14. I’d have to go out of my way to point out that most of the Ten Commandments were typos (especially the one about worshipping graven images–I wouldst not give a shit–or agree with the claim that I was a jealous God; as the creator and eventual destroyer of the universe, I’d have better things to do than fret over whether a few of my puny creations on one measly planet acknowledged my existence; imagine a blue whale getting bent out of shape about some cocky minnow boasting to his friends about never having seen a blue whale; the latter could always say–without even having to say it–“Well, I’ve never seen a minnow either.”
15. Too many of “God’s children” to keep track of.
16. Inventory would be a headache: who gets to come to heaven, who goes to hell, who has to do time in purgatory? Jeeze Louise, give me a frickin’ break already, for Mickey Mouse’s sake.
17. People are too jaded to have a sense of wonder anymore. As someone who’d been around forever, I wouldn’t feel like performing miracles, and if my creations were too effete to appreciate all the painstaking special effects I’d manufactured in the course of conjuring the elements, the galaxies, cell division, the animals, evolution, etc., I couldn’t be bothered to kiss their ungrateful asses any further.
18. Due to my absolute removal from all the species created by “Me,” I’d find it tiresome to have to see so many worshippers wasting their time denying the bounty of their lives in their pathetic attempts to impress me with their grotesquely self-righteous displays of austerity, instead of celebrating my benisons by taking full advantage of them and living life to the fullest, the stupid shmucks.
19. It would be lonely (assuming God is single). Of course, if I were Zeus, that would be a different matter, but then I’d have Hera and a guilty conscience to deal with.
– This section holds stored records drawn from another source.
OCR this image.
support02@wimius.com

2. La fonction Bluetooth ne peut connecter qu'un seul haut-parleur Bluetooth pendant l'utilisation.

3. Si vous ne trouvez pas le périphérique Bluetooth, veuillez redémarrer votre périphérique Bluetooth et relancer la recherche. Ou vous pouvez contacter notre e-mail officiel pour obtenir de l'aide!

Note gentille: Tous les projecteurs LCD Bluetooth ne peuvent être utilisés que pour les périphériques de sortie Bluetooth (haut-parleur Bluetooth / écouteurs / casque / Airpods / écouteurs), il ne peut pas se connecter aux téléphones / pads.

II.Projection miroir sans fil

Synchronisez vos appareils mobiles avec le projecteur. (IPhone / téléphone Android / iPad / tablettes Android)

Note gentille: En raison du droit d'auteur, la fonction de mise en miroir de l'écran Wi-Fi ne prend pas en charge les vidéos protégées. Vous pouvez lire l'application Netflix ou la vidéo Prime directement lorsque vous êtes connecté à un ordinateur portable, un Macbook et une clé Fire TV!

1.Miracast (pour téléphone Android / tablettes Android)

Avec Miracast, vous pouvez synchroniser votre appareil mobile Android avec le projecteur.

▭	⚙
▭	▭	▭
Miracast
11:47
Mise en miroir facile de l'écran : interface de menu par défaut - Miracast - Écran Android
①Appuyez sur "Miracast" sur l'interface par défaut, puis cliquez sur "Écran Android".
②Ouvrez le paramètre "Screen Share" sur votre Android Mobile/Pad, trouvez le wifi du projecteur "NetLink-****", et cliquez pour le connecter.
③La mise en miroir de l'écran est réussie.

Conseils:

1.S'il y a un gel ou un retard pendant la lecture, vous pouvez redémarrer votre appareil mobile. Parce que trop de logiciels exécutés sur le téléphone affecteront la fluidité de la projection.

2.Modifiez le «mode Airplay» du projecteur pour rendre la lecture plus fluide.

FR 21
20. The worst thing would probably be having so many people killing and murdering one another, as well as dying for me, without stopping to consider why I would have taken the trouble to arrange the circumstances of their and their imagined adversaries’ creation just so they could shed the blood I’d so carefully channeled to flow in rhythmic cycles through their bodies as they grew to improve the world by setting a good example instead of acting like genocidal infants on crack.
Summing up, being mortal and knowing you’re going to die some day may be a buzz kill sometimes, especially for an eighteen year old boy on a Saturday night scoring with a hot girl he’s been salivating over for three years, but living forever would suck that much more, especially if you knew you were responsible for an experiment that, for all its charms is–let’s face it–a mixed bag, and doubly so for causing so much confusion and disagreement in so many of your believers about your true nature and all that jazz.
For those of us inclined not to believe everything we’ve been told or taught from an early age, it would seem that if there is a God in any way resembling the one in the myths or stories so many of us have been fed, He, She, or It would have shown up by now–
–unless certain tribes of American Indians are right, and there isn’t one God, but many gods, and they’re in everything, letting us know that the earth we depend on and the world we live in are as worthy of worship as the moon, the sun, the stars, and the infinite blackness of beautiful, endless, outer space that surrounds us like a magic blanket, like a womb in an eternally regenerative Mother Universe.